Si les pièces réclamées ont bien trait à la constitution de la société Cap Expert et sont de nature à établir une éventuelle faute de l'intimé, il n'en demeure pas moins que c'est la société Cap Expert, demanderesse à l'incident, qui doit être en possession de ces documents.
En outre, le conseil de l'intimé affirme par courrier officiel du 23 novembre 2023 que ce dernier n'est pas en possession des documents demandés, qui sont au demeurant anciens, et ne peut donc pas satisfaire à la sommation de communiquer des appelantes.
Le seul fait que Monsieur [E] [O] a produit un extrait Kbis de 1990 ne permet pas d'en déduire qu'il est en possession des documents dont la communication est sollicitée.
Au surplus, il convient de relever que cette demande de communication de pièces est particulièrement tardive puisqu'elle intervient plus de deux ans après la déclaration d'appel et plus de cinq ans après l'assignation au fond.
En conséquence, il y a lieu de débouter les sociétés Gefirex Holding et Cap Expert de leur demande de communication de pièces.

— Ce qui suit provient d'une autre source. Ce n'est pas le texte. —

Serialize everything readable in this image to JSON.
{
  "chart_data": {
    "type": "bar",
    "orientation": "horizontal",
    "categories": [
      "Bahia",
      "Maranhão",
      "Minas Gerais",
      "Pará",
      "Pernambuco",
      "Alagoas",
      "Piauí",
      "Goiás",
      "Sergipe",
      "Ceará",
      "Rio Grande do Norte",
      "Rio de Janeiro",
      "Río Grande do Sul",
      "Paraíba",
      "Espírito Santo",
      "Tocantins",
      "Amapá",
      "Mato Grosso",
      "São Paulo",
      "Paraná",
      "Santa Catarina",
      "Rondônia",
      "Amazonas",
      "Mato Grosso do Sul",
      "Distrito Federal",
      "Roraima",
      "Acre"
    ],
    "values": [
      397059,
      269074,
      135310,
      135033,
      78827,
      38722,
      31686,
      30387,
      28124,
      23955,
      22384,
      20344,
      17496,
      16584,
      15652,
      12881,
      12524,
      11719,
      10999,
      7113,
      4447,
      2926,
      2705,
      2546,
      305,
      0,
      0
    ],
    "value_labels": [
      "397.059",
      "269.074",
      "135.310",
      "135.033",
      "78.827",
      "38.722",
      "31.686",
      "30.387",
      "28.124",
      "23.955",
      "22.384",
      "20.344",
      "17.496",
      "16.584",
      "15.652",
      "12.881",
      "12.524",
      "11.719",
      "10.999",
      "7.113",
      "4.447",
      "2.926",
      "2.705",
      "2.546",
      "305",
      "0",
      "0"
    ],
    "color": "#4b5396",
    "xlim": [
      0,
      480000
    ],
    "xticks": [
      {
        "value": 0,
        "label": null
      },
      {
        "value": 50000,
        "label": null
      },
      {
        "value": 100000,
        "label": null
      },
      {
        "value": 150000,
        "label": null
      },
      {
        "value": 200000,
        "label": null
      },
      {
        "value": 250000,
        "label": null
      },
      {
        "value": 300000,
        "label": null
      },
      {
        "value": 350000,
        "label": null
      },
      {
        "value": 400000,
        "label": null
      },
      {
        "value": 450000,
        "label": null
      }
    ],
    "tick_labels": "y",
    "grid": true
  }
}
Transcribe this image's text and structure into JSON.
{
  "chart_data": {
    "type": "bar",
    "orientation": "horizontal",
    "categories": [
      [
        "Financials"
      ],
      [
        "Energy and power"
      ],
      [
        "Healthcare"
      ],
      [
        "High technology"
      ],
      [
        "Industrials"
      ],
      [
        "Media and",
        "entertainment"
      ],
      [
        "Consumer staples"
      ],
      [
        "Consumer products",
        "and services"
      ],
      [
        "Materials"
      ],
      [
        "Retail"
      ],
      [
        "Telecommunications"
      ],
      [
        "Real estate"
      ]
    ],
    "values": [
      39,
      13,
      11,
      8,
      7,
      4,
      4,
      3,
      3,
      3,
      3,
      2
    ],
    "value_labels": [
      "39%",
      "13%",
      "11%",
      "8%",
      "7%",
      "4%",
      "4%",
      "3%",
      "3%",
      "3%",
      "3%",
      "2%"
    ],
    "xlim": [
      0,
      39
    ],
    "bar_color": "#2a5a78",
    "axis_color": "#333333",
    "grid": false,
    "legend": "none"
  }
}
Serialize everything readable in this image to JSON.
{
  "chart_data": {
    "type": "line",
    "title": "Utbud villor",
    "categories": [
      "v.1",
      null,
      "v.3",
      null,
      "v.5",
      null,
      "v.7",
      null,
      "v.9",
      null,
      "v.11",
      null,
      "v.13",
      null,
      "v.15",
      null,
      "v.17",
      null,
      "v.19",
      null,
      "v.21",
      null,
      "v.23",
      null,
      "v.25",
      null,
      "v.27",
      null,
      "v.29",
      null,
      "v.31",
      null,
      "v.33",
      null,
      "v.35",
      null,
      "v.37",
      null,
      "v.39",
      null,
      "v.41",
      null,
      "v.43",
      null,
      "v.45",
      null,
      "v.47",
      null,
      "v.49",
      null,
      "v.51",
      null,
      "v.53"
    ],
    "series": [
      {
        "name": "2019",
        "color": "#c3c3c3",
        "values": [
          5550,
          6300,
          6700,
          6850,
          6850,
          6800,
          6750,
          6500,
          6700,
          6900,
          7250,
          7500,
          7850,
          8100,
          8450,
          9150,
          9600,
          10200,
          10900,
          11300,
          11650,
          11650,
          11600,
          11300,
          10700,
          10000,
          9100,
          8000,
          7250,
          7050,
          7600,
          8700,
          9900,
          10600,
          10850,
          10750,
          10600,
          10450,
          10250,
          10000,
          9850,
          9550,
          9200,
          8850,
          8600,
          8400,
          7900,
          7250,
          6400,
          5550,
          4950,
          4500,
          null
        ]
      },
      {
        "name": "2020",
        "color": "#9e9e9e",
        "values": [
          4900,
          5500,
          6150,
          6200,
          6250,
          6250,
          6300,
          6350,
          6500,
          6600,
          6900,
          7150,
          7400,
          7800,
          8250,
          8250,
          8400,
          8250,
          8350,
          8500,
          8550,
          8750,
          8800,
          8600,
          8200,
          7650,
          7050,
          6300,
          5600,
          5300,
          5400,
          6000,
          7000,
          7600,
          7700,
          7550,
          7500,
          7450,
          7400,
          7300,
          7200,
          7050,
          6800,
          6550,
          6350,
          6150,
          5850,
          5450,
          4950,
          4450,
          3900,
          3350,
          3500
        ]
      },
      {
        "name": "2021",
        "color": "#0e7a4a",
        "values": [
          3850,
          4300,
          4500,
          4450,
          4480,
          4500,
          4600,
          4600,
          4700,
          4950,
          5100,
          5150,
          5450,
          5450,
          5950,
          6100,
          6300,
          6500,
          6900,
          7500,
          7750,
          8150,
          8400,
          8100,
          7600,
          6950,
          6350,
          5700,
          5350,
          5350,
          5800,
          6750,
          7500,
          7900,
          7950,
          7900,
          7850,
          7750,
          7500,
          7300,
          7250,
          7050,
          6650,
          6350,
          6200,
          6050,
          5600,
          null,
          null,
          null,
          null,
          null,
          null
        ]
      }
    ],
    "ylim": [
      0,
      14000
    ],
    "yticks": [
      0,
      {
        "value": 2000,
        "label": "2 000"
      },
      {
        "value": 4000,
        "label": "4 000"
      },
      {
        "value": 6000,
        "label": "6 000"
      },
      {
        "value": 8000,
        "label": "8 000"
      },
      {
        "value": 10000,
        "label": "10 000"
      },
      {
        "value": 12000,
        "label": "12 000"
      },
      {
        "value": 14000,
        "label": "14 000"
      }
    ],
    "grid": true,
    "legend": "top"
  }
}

Enfin, concernant la demande de l'intimé tendant à clôturer l'instruction de la procédure et renvoyer les parties à plaider devant la cour le 14 décembre 2023, la date sollicitée pour le renvoi en audience de plaidoirie étant dépassée, la demande est sans objet.
En conséquence de tout ce qui précède, les sociétés appelantes seront condamnées aux dépens du présent incident
PAR CES MOTIFS
Nous, Mme Marie-Pierre FIGUET, Présidente, chargée de la mise en état, statuant publiquement, par ordonnance, et contradictoirement,
Déboutons les sociétés Gefirex Holding et Cap Expert de leur demande tendant à ordonner la production sous astreinte :
des statuts constitutifs de la société Cap Expert, société par actions simplifiée au capital sociale de 50 000 €, dont le siège social est situé au [Adresse 1] à [Localité 7], immatriculée au RCS d'Aubenas sous le numéro 377 602 297 ;
du certificat du dépositaire du capital social initial de ladite société Cap Expert ;
de l'annonce légale initialement publiée dans « Le Commercial Provence » et remplacée par celle versée en pièces adverse n° 55.

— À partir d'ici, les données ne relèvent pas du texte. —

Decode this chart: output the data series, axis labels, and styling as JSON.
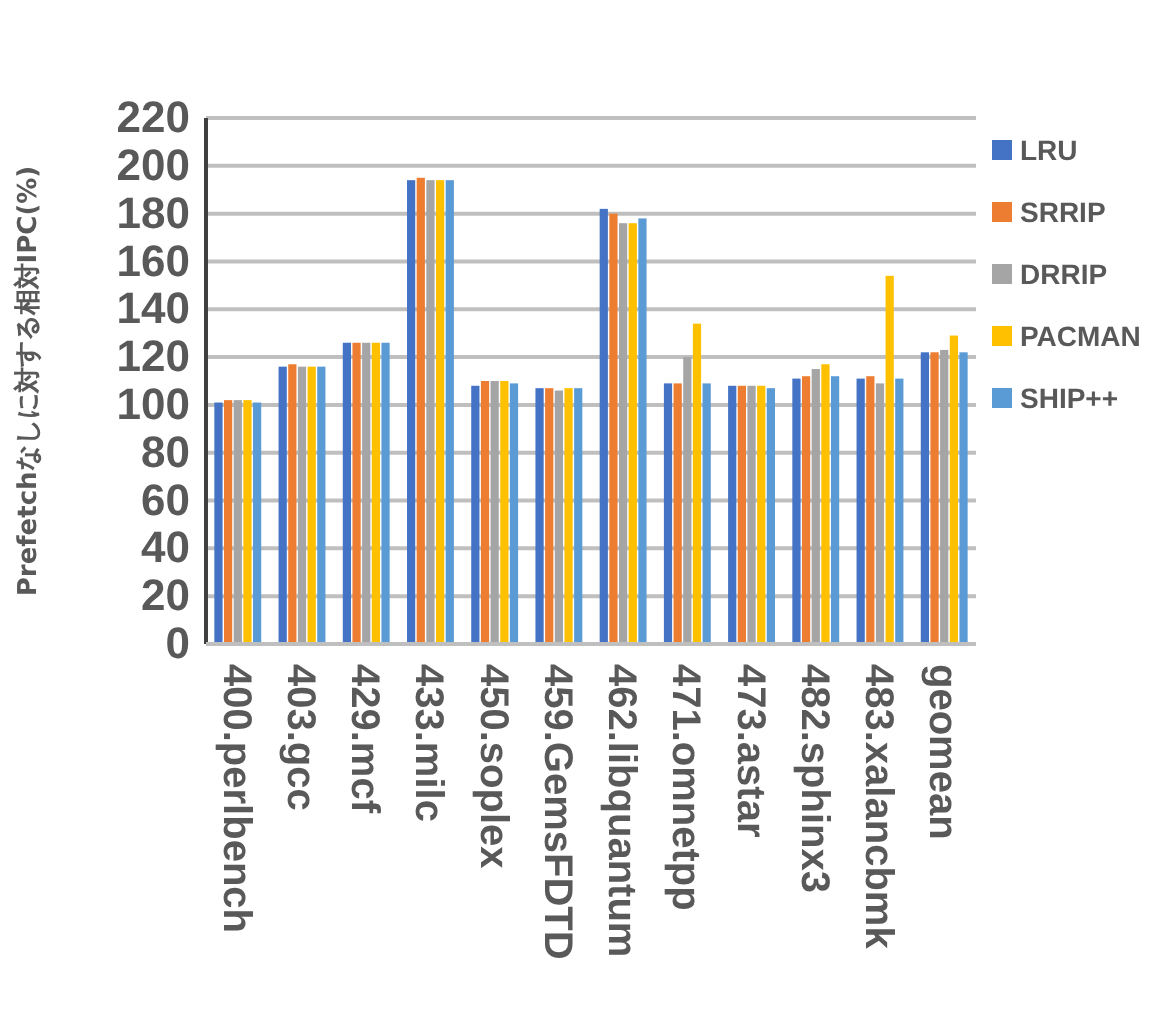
{
  "chart_data": {
    "type": "bar",
    "ylabel": "Prefetchなしに対する相対IPC(%)",
    "categories": [
      "400.perlbench",
      "403.gcc",
      "429.mcf",
      "433.milc",
      "450.soplex",
      "459.GemsFDTD",
      "462.libquantum",
      "471.omnetpp",
      "473.astar",
      "482.sphinx3",
      "483.xalancbmk",
      "geomean"
    ],
    "series": [
      {
        "name": "LRU",
        "color": "#4472c4",
        "values": [
          101,
          116,
          126,
          194,
          108,
          107,
          182,
          109,
          108,
          111,
          111,
          122
        ]
      },
      {
        "name": "SRRIP",
        "color": "#ed7d31",
        "values": [
          102,
          117,
          126,
          195,
          110,
          107,
          180,
          109,
          108,
          112,
          112,
          122
        ]
      },
      {
        "name": "DRRIP",
        "color": "#a5a5a5",
        "values": [
          102,
          116,
          126,
          194,
          110,
          106,
          176,
          120,
          108,
          115,
          109,
          123
        ]
      },
      {
        "name": "PACMAN",
        "color": "#ffc000",
        "values": [
          102,
          116,
          126,
          194,
          110,
          107,
          176,
          134,
          108,
          117,
          154,
          129
        ]
      },
      {
        "name": "SHIP++",
        "color": "#5b9bd5",
        "values": [
          101,
          116,
          126,
          194,
          109,
          107,
          178,
          109,
          107,
          112,
          111,
          122
        ]
      }
    ],
    "ylim": [
      0,
      220
    ],
    "yticks": [
      0,
      20,
      40,
      60,
      80,
      100,
      120,
      140,
      160,
      180,
      200,
      220
    ],
    "grid": "y",
    "legend": "right"
  }
}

Déboutons Monsieur [E] [O] de sa demande tendant à joindre l'incident de communication de pièces devant la cour.
Déclarons sans objet la demande de Monsieur [E] [O] de renvoyer les parties à plaider devant la cour le 14 décembre 2023.

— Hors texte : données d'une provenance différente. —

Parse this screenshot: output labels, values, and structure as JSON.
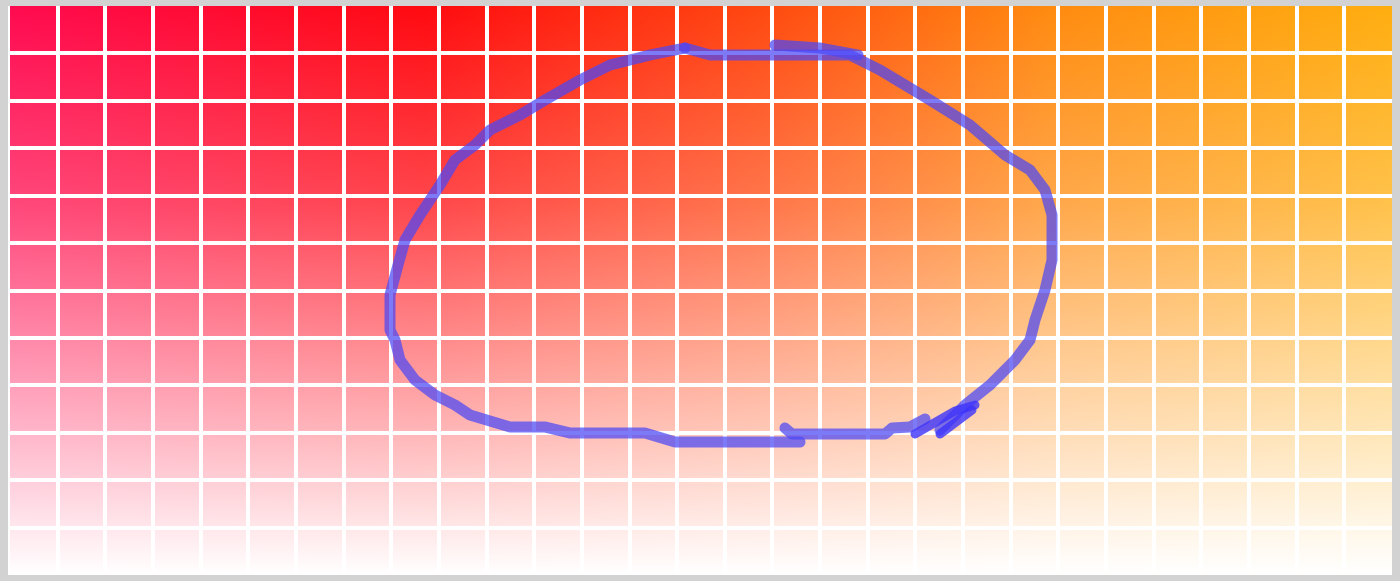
{
  "canvas": {
    "grid_columns": 29,
    "grid_rows": 12,
    "gradient_colors": {
      "top_left": "#ff0a50",
      "top_middle": "#ff0a10",
      "top_right": "#ffae10",
      "bottom": "#ffffff"
    },
    "stroke_color": "#4b46f5",
    "frame_color": "#d2d2d2"
  }
}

Condamnons, in solidum, les sociétés Gefirex Holding et Cap Expert aux dépens du présent incident.
Prononcé par mise à disposition de l'ordonnance au greffe de la Cour, les parties en ayant été préalablement avisées dans les conditions prévues au deuxième alinéa de l'article 450 du Code de procédure civile,
Signe par Mme Marie-Pierre FIGUET, Présidente, chargée de la mise en état, et par Mme Alice RICHET, Greffière présente lors de la mise à disposition à laquelle la minute de la décision a été remise par le magistrat signataire.